What does this have to do with teaching? It made me think about how little thought I often give to my actual presentation of information. Sure, I think long and seriously about the activities I use to introduce or engage students in processing new information, but Nikki Grimes put that kind of thought into how she actually presented the information.

Hmm, how could I simulate this? Could I combine communication forms to better articulate critical concepts for students? Would a poetic journey through the Pythagorean theorem promote better understanding? One thing is certain: by challenging myself to consider the approach, I’d think more deeply about how I would actually explain the concept, and that would likely improve the words and phrases I used to teach it.

Finally, for this first of two posts, we heard and observed illustrator Kadir Nelson. Without exaggeration, Mr. Nelson is an artistic genius as evidenced in all his books, including the recent Testing the Ice.

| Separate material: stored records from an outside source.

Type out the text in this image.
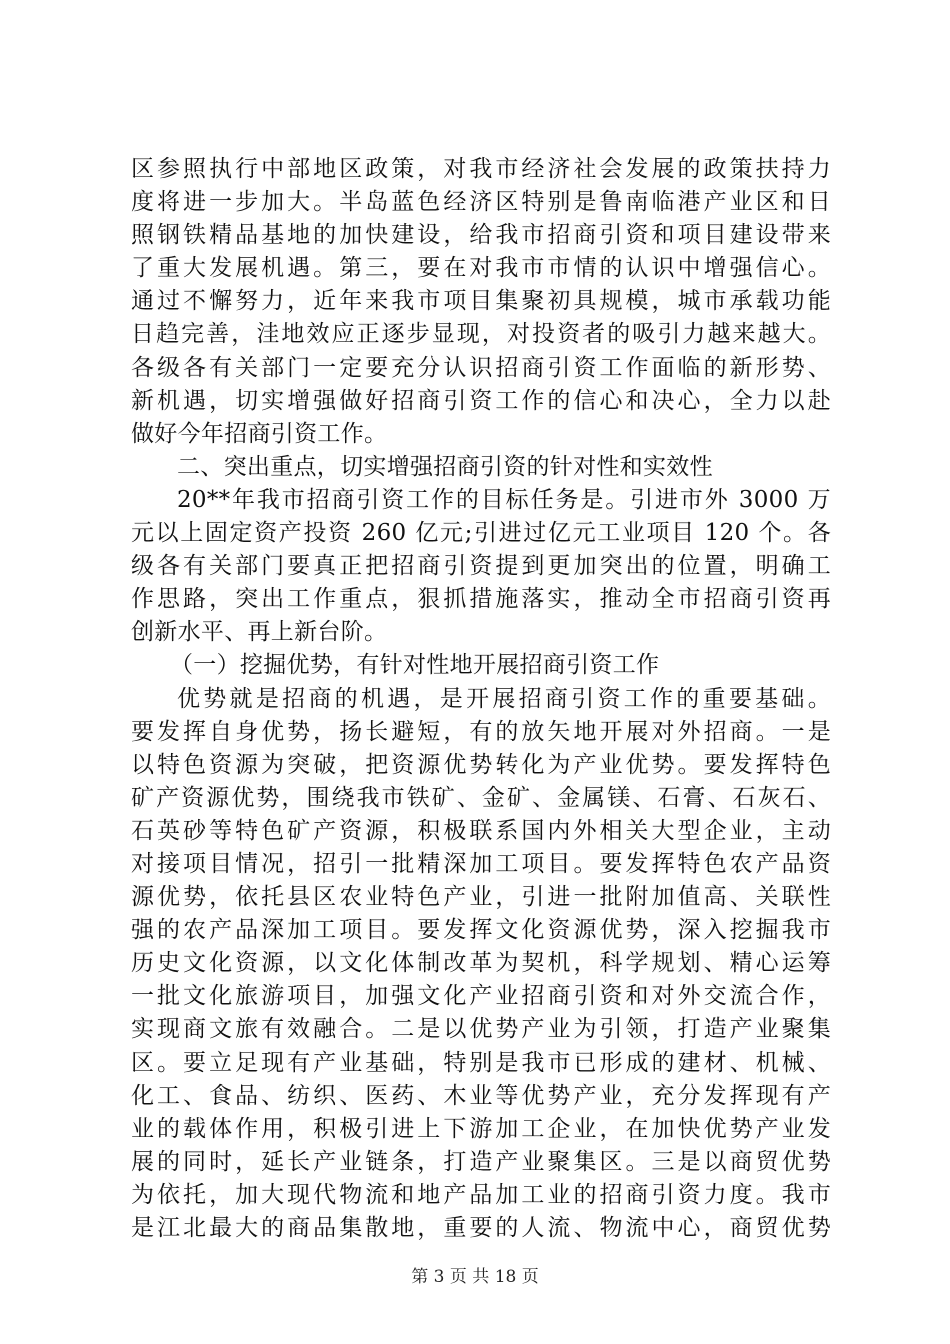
区参照执行中部地区政策，对我市经济社会发展的政策扶持力
度将进一步加大。半岛蓝色经济区特别是鲁南临港产业区和日
照钢铁精品基地的加快建设，给我市招商引资和项目建设带来
了重大发展机遇。第三，要在对我市市情的认识中增强信心。
通过不懈努力，近年来我市项目集聚初具规模，城市承载功能
日趋完善，洼地效应正逐步显现，对投资者的吸引力越来越大。
各级各有关部门一定要充分认识招商引资工作面临的新形势、
新机遇，切实增强做好招商引资工作的信心和决心，全力以赴
做好今年招商引资工作。
二、突出重点，切实增强招商引资的针对性和实效性
20**年我市招商引资工作的目标任务是。引进市外 3000 万
元以上固定资产投资 260 亿元;引进过亿元工业项目 120 个。各
级各有关部门要真正把招商引资提到更加突出的位置，明确工
作思路，突出工作重点，狠抓措施落实，推动全市招商引资再
创新水平、再上新台阶。
（一）挖掘优势，有针对性地开展招商引资工作
优势就是招商的机遇，是开展招商引资工作的重要基础。
要发挥自身优势，扬长避短，有的放矢地开展对外招商。一是
以特色资源为突破，把资源优势转化为产业优势。要发挥特色
矿产资源优势，围绕我市铁矿、金矿、金属镁、石膏、石灰石、
石英砂等特色矿产资源，积极联系国内外相关大型企业，主动
对接项目情况，招引一批精深加工项目。要发挥特色农产品资
源优势，依托县区农业特色产业，引进一批附加值高、关联性
强的农产品深加工项目。要发挥文化资源优势，深入挖掘我市
历史文化资源，以文化体制改革为契机，科学规划、精心运筹
一批文化旅游项目，加强文化产业招商引资和对外交流合作，
实现商文旅有效融合。二是以优势产业为引领，打造产业聚集
区。要立足现有产业基础，特别是我市已形成的建材、机械、
化工、食品、纺织、医药、木业等优势产业，充分发挥现有产
业的载体作用，积极引进上下游加工企业，在加快优势产业发
展的同时，延长产业链条，打造产业聚集区。三是以商贸优势
为依托，加大现代物流和地产品加工业的招商引资力度。我市
是江北最大的商品集散地，重要的人流、物流中心，商贸优势
第 3 页 共 18 页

A quiet individual, Mr. Nelson let his pens do most of the “talking.” He called two children up to the stage and recreated one of his illustrations with the children filling the roles of the original characters. Two young girls became Jackie Robinson and Yogi Berra, and their faces lit up with excitement and recognition. He actively involved the children, taking their minds to the scene he wanted them to imagine. Wow! In one illustration, he captured an entire narrative—a narrative to which two young girls could emotionally connect.

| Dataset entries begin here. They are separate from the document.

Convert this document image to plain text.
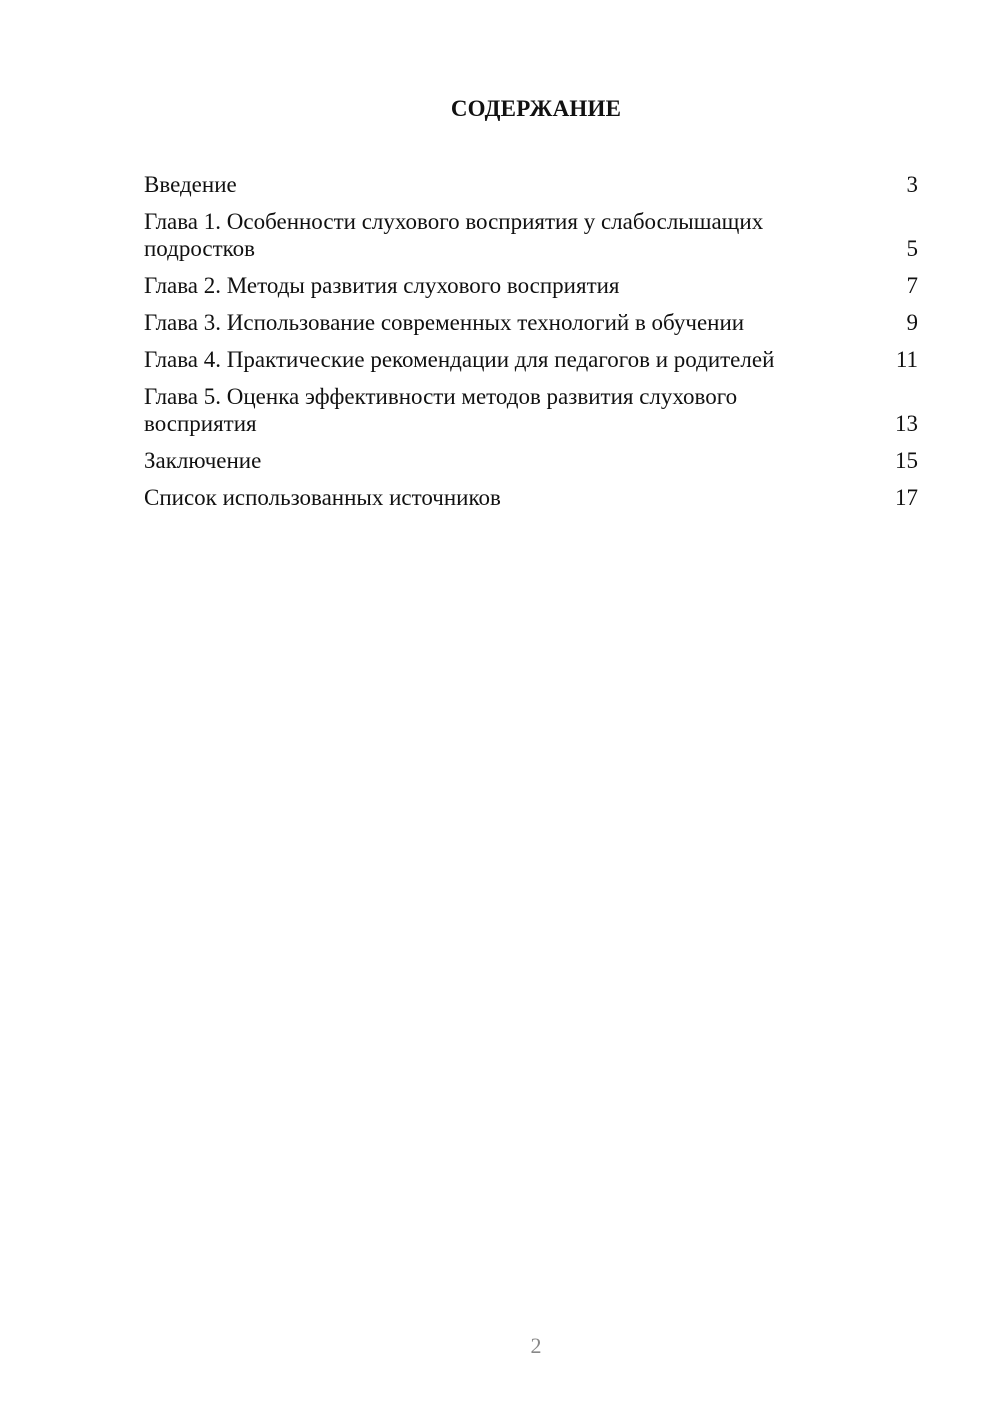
СОДЕРЖАНИЕ
Введение	3
Глава 1. Особенности слухового восприятия у слабослышащих подростков	5
Глава 2. Методы развития слухового восприятия	7
Глава 3. Использование современных технологий в обучении	9
Глава 4. Практические рекомендации для педагогов и родителей	11
Глава 5. Оценка эффективности методов развития слухового восприятия	13
Заключение	15
Список использованных источников	17
2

Narrative is a powerful teaching tool. Stories frame experience. Mark Turner suggests stories are actually fundamental, organizing structures: “Parable is the root of the human mind—of thinking, knowing, acting, creating, and plausibly even of speaking.”2 Neurologist and author Alice W. Flaherty agrees, suggesting metaphors, such as stories, contribute to memory formation and understanding:

…metaphors are cognitively useful because they rephrase an abstract concept in more physical terms. This engages the cortex with its visual, auditory, tactile, and olfactory maps, and the limbic system with its emotional charge…[Metaphors] create a sense of understanding by an analogous mechanism. By giving abstract concepts tastes, colors, smells, and emotional resonance, metaphors fix them in our minds and make us feel like we understand them.3

The human mind frequently thinks in terms of stories, communicates in stories, and converts new learning into stories. By framing experience, stories provide a structure for exploring and making sense of experience. Can I structure any of my teaching as narrative? Again, just challenging myself to try will likely improve my teaching.

Pondering pauses, poetic presentations, and narrative frames can inspire and inform my teaching. What I learn from authors and illustrators can become personal professional development if I’m willing to accept the challenges their ideas present.

In Part 2, insights from authors Sharon Creech, Kate DiCamillo, and illustrator Jerry Pinkney.

  1. Sousa, D., How the Brain Learns, 2nd ed., (Thousand Oaks, CA: Corwin Press, Inc., 2001).
  2. Turner, M., The Literary Mind: The Origins of Thought and Language (New York: Oxford University Press, 1996), i.
  3. Flaherty, A. W., The Midnight Disease: The Drive to Write, Writer’s Block, and the Creative Brain (Boston: Houghton Mifflin, 2004), 230.